The Software Company Inside an 80-Year-Old Green Bay Dairy Manufacturer
My full audio interview with Schreiber Foods about their quiet transformation says something bigger about Wisconsin innovation.
To be honest, I wasn’t quite sure what to expect.
While I was making the trek from Milwaukee north to Green Bay, I kinda kept saying to myself: “this has got to be worth the trip today.”

One of the things that kept me driving was that my friend Sri Kantamneni who is Executive Vice President & Chief Information & Digital Officer at the company I was headed to had promised this would be good.
He was absolutely correct.
Schreiber Foods is an 80-year-old, employee-owned dairy manufacturer headquartered in downtown Green Bay.
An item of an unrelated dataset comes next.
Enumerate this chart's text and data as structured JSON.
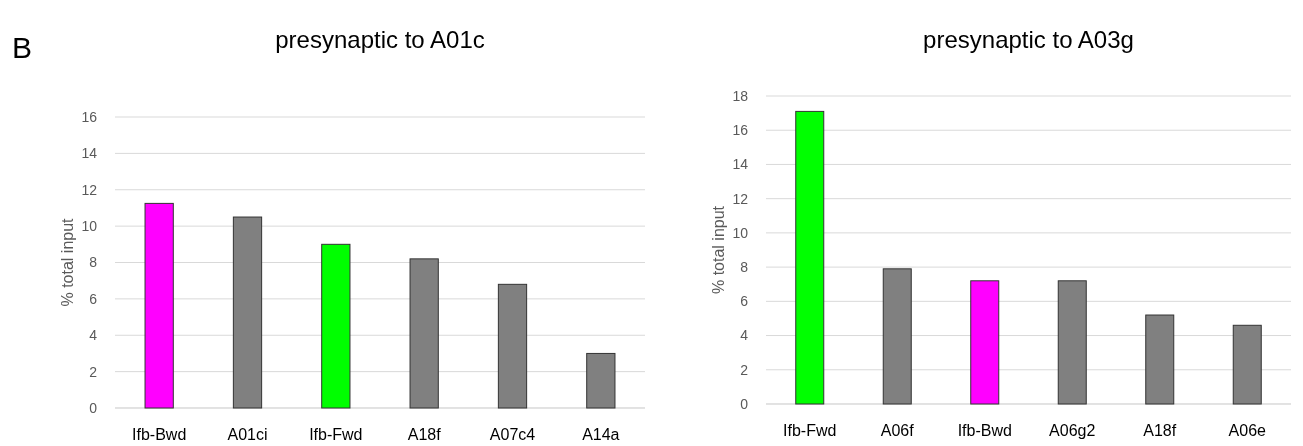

You’ve probably never heard of them. But if you’ve had Greek yogurt this week, a cheeseburger, or picked up some protein shakes from Costco, there’s a very high probability Schreiber made it.
As Sri told me:
“You’re never going to likely see a Schreiber-labeled product. But you eat stuff that we make every day.”
That alone is a great Wisconsin story: quiet scale, global reach, and zero ego.
But that’s not why I drove up.
What’s happening inside Schreiber right now feels bigger than dairy.
The Question That Changed the Company
About five years ago, Schreiber faced a fairly normal operational decision.
They needed a warehouse management system, the software that helps run distribution centers and move food around the world.
They had two options:
Buy an existing system
Build their own platform
As Patrick Koleske, SVP - Emerging Business & Innovation over at Schreiber Foods explained:
“Are we going to build our company around a system? Or are we going to build a system around our operation?”
It’s a big question. And it’s important to think about why it’s a big question.
You see, most legacy manufacturers buy software and adapt their workflows to it. Schreiber chose the harder path. They built a proprietary system tailored to food manufacturing.
It’s called The Hive.
At first, The Hive was just for internal use. Then came the question: What if other food companies need this, too?
Today, Schreiber is commercializing The Hive. An $8 billion, Green Bay based dairy company is also a SaaS startup. Wow.
The Venture Side of Schreiber Foods
It doesn’t stop there.
Three years ago, Schreiber launched a formal corporate ventures effort. They’re investing in funds. Partnering with startups. Working alongside venture teams from major food companies globally.
They’re looking at supply chain innovation, AI, automation, food production technologies. All from Green Bay, Wisconsin.
Blair Tritt, Vice President, Corporate Ventures & Digital Labs at Schreiber Foods describes it as intentionally building pipelines into the startup ecosystem. Not just dabbling, but creating structured deal flow and partnerships.
They’re connected to firms in:
California
Chicago
New York
The Middle East
Europe
Asia
Latin America
“Built strong in the Midwest, but connected to the world.”
That’s how Blair put it.
Culture, People, and Trust Matter, Too
Schreiber is one of the largest ESOPs in the country — 100% employee-owned.
And when you listen closely, that structure matters.
Innovation inside a legacy company is hard. It requires people to step out of safe lanes.
Sri said something I loved about Blair and Pat:
“Both of them over the last several years have chosen to step into the unknown…” (I call it the ‘butt-on-the-line’ roles.)
That’s trust.
When you’re employee-owned, tradeoffs are real. If one initiative gets funding, something else pauses. Everyone understands what’s at stake.
That kind of ownership changes how risk feels.
Blair described the innovation journey like getting on a rollercoaster as a kid.
That’s not how most people describe food manufacturing and warehouse software. And that’s why I love it.
Now What and Why
I’ve now sat inside enough Wisconsin companies to know some of the most interesting reinvention stories are happening inside businesses that don’t look flashy from the outside.
Schreiber makes cheese.
At the same time, the company is running a global venture network. And commercializing proprietary software. All while attracting global tech talent to a city most people only associate with our beloved Packers.
We talk a lot about “building a tech ecosystem” in Milwaukee and across the state. Maybe some of our next great software companies are hiding inside dairy plants.
And maybe the companies that look boring from the outside are the ones quietly building the future.
If I were a Wisconsin tech startup founder, I’d look to solve a problem in the space that Schreiber Foods operates. Because it’s clear that innovation is open for business in Green Bay.
Love you Milwaukee.
What ambitious readers should learn from Schreiber:
Some of the most meaningful innovation work happens inside companies that do not market themselves as “tech companies.”
If you want career leverage in the Midwest, do not ignore operationally complex businesses with strong modernization needs.
The future of innovation here may look more like transformation than disruption.
Milwaukee and Wisconsin will miss part of their own opportunity if they only recognize innovation when it shows up in startup clothing.